A Porto Viro Barone ritroverà Fabroni, con cui ha condiviso la seconda metà della scorsa stagione a Siena: “Con Marco ho un rapporto stupendo, è un grandissimo giocatore ma prima di tutto una grandissima persona, e sono molto felice di ritrovarlo qui. Per noi sarà un punto di riferimento in campo e nello spogliatoio”.

Nomi alla mano, il Delta che sta nascendo potrebbe valere (e volere) di più della “sola” salvezza. Per Barone, però, la fanfara può restare a riposo per ora: “Sono ambizioso, come dicevo, ma anche umile, mi piace volare basso, senza fare proclami. Come neopromossa dobbiamo essere una squadra combattiva, che non molla mai e lotta su ogni pallone, dal primo all’ultimo. Solo con questa mentalità possiamo raggiungere vincere tante partite e toglierci delle soddisfazioni. Gli obiettivi della stagione? Sinceramente preferisco pensare gara per gara”.

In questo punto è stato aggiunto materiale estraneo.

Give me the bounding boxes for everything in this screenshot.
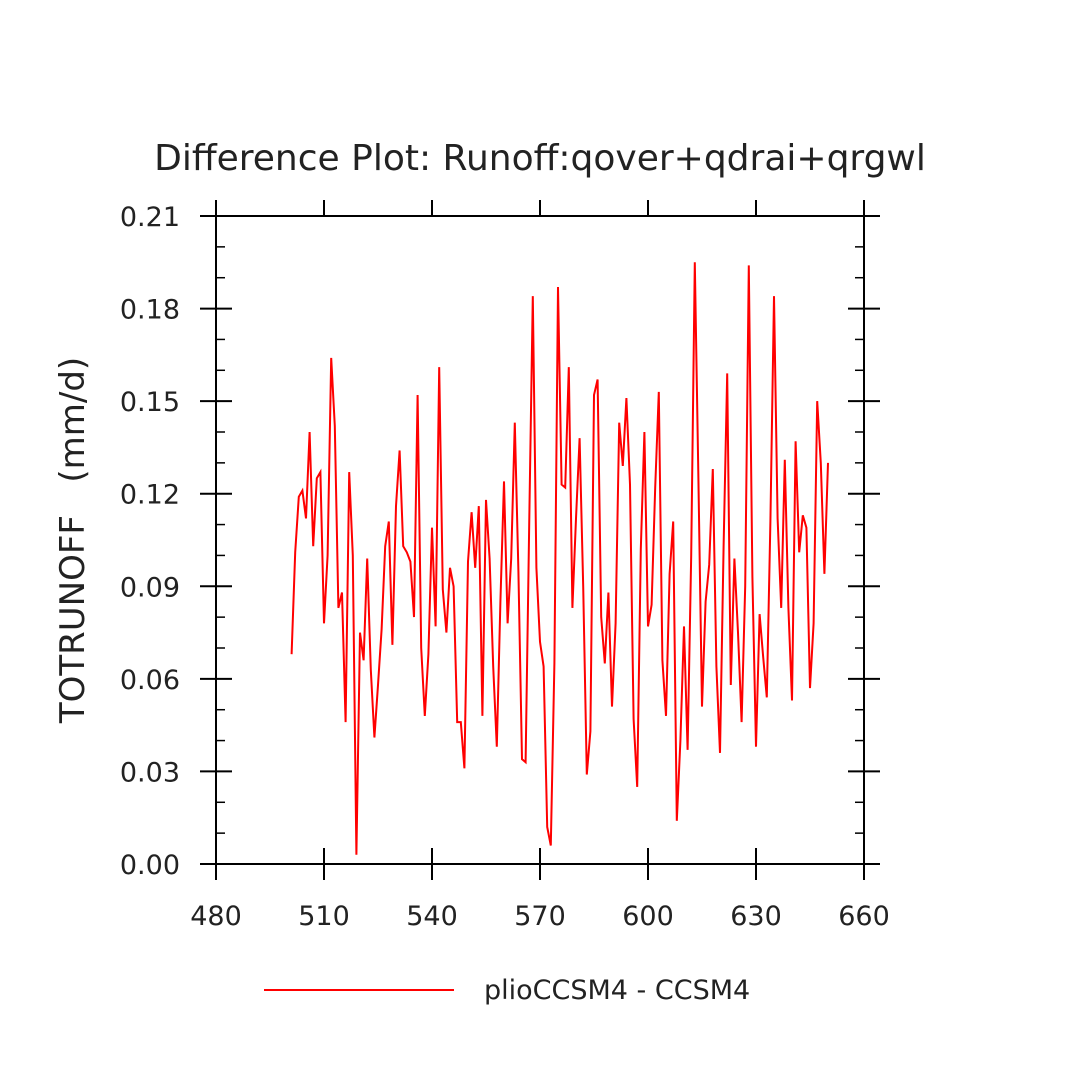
- x-tick-label: 570: [514, 901, 566, 932]
- series-line: [290, 262, 829, 855]
- y-axis: 0.00 0.03 0.06 0.09 0.12 0.15 0.18 0.21: [120, 202, 880, 881]
- y-tick-label: 0.09: [120, 572, 180, 603]
- y-axis-label: TOTRUNOFF (mm/d): [53, 357, 93, 724]
- x-tick-label: 540: [406, 901, 458, 932]
- y-tick-label: 0.12: [120, 480, 180, 511]
- chart-title: Difference Plot: Runoff:qover+qdrai+qrgw…: [154, 138, 926, 179]
- x-tick-label: 510: [298, 901, 350, 932]
- x-tick-label: 660: [838, 901, 890, 932]
- x-tick-label: 600: [622, 901, 674, 932]
- y-tick-label: 0.18: [120, 295, 180, 326]
- legend: plioCCSM4 - CCSM4: [264, 975, 750, 1006]
- y-tick-label: 0.03: [120, 757, 180, 788]
- series-layer: [290, 262, 829, 855]
- x-axis: 480 510 540 570 600 630 660: [190, 200, 890, 932]
- x-tick-label: 480: [190, 901, 242, 932]
- x-tick-label: 630: [730, 901, 782, 932]
- y-tick-label: 0.06: [120, 665, 180, 696]
- y-tick-label: 0.15: [120, 387, 180, 418]
- y-tick-label: 0.00: [120, 850, 180, 881]
- y-tick-label: 0.21: [120, 202, 180, 233]
- legend-label: plioCCSM4 - CCSM4: [484, 975, 750, 1006]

“L’A2 è un campionato molto strano – prosegue il nuovo centrale nerofucsia – e si è visto l’anno scorso: ci sono squadre che non hanno fatto benissimo in regular season e poi sono venute fuori nei playoff, come Brescia, che è arrivata fino a giocarsi la promozione con Taranto. Quest’anno mi aspetto un torneo ancora più equilibrato; a parte Bergamo, che sembra un gradino sopra le altre, non ci sono squadre favorite o ‘materasso’ per cui mi aspetto una gran bagarre e tanto spettacolo anche per il pubblico. Dal canto nostro, sappiamo che ci aspetta un campionato lungo e ricco di insidie, in cui ci saranno anche dei momenti negativi da superare, ma l’esempio di Brescia ci insegna che quello che conta è soprattutto la parte finale della stagione, in cui bisognerà essere dei leoni. Fermo restando che anche arrivare tra le prime alla fine del girone d’andata e qualificarsi in Coppa Italia sarebbe un grandissimo risultato per una matricola come Porto Viro”.

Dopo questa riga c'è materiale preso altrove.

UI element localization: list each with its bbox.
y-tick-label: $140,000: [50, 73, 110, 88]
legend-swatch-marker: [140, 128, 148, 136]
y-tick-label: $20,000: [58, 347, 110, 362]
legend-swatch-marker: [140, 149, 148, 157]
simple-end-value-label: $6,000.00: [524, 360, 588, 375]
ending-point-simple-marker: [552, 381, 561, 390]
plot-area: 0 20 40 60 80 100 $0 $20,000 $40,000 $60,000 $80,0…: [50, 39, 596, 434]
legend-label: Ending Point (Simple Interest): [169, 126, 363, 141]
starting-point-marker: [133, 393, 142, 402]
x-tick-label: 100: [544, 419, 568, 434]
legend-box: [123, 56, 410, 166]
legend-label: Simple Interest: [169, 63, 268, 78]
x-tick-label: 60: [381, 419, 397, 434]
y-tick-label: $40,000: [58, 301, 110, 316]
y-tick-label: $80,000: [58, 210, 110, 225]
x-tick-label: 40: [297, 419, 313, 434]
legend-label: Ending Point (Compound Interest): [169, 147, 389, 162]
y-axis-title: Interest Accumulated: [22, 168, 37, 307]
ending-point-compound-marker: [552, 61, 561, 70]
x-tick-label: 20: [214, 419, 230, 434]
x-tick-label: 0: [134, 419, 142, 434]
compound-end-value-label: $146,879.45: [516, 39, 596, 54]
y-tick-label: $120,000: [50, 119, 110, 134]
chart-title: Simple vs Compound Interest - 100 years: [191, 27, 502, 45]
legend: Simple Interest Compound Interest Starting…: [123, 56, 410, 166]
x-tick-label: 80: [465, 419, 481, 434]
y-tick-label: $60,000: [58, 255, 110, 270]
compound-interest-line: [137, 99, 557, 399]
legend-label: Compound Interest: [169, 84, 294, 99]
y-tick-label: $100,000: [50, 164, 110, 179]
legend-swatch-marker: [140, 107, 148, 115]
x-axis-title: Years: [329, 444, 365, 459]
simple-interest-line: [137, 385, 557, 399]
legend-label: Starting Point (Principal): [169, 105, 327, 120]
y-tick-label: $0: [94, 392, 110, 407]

Capitolo “pubblico nei palazzetti”. Barone ha saputo fare di necessità virtù in questo anno e mezzo di assenza (“Non è stata un’esperienza semplice, ma ho cercato di viverla in maniera propositiva e di lavorare sugli aspetti mentali che ti permettono di rendere al top anche senza la spinta dei tifosi”), ma non nasconde la voglia di sentire quanto prima il calore del popolo nerofucsia: “Mi auguro che quest’anno la gente possa tornare a riempire i palazzetti, il pubblico è parte integrante dello spettacolo della pallavolo e so che a Porto Viro c’è una grandissima tifoseria, tutto il territorio è molto affezionato alla squadra. Non vedo l’ora di conoscere i supporter del Delta, sarebbe bello che il nostro palazzetto diventasse un fortino difficile da espugnare per qualsiasi avversario”.